• This year’s Armistice Day centenary has seen a spate of new recordings of music written in response to the appalling loss of life suffered in the first world war. Latest in their number is a fine release on the Signum label of music by Ralph Vaughan Williams from the Choir of St John’s College, Cambridge.
Vaughan Williams served as a wagon orderly in the trenches, tasked with recovering shattered bodies from the battlefield, an experience that led him, despite his agnosticism, to explore and set Christian texts in an attempt to find consolation, and to discover what might lie “beyond sense and knowledge”. The Mass in G minor is one fruit of that exploration, an intense, luminous piece that both reimagines 16th-century polyphony and reveals RVW’s emerging harmonic imagination, strongly influenced by his studies with Ravel before the war.

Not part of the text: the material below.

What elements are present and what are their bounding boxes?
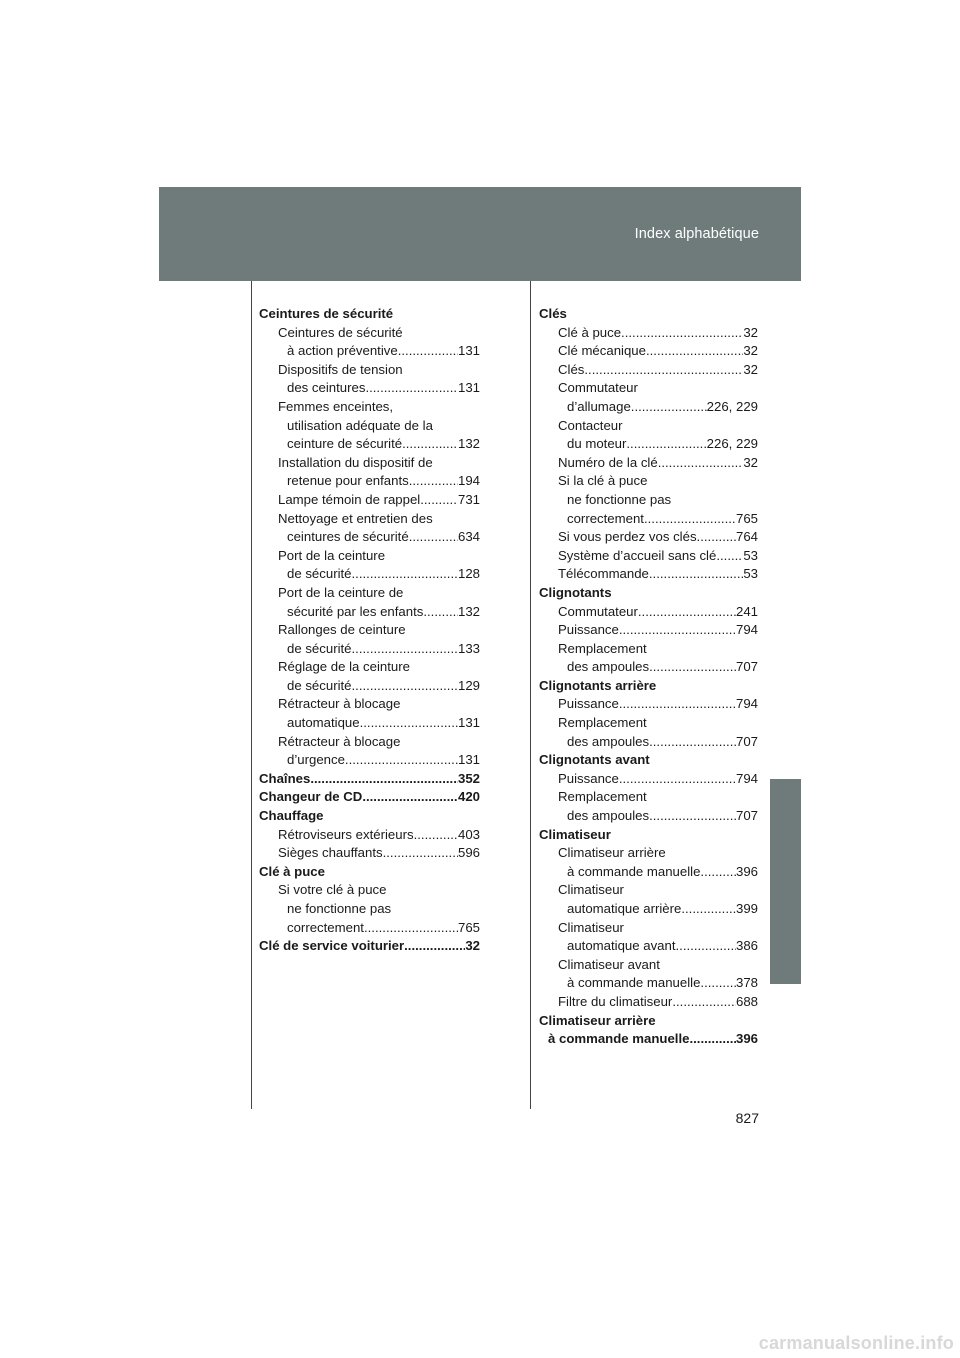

Director Andrew Nethsingha shapes a performance of profound dignity and power, beautifully sung by this always impressive choir. He also programmes several other RVW choral pieces from the same postwar period, concluding with Lord, thou has been our refuge, which moves from darkness into light in an expression of a shared determination to overcome adversity.
For further listening, Stephen Johnson explores the Mass in G minor in an illuminating edition of Radio 3’s Discovering Music, available on BBC iPlayer, and the incomparable Donald Macleod profiles RVW in a Composer of the Week podcast.
• Any recording from the renowned Nash Ensemble is worthy of attention, and their latest, on Hyperion, featuring chamber works by Ernő Dohnányi, does not disappoint. The Hungarian’s music was condemned as backward-looking and anachronistic during his lifetime (1877-1960), but today finds admirers for its inventiveness, clarity of structure and sheer good humour. Here, the Nash combine Dohnányi’s familiar Serenade for string trio in C major with two rewarding, lesser-known works: the String Quartet No 3 in A minor and the Sextet for piano, clarinet, horn and string trio in C major. Both pieces require virtuosic ensemble playing, spiced with a mischievous sense of fun. The Nash have both in abundance in this warm-hearted, generous recording. Give it a try.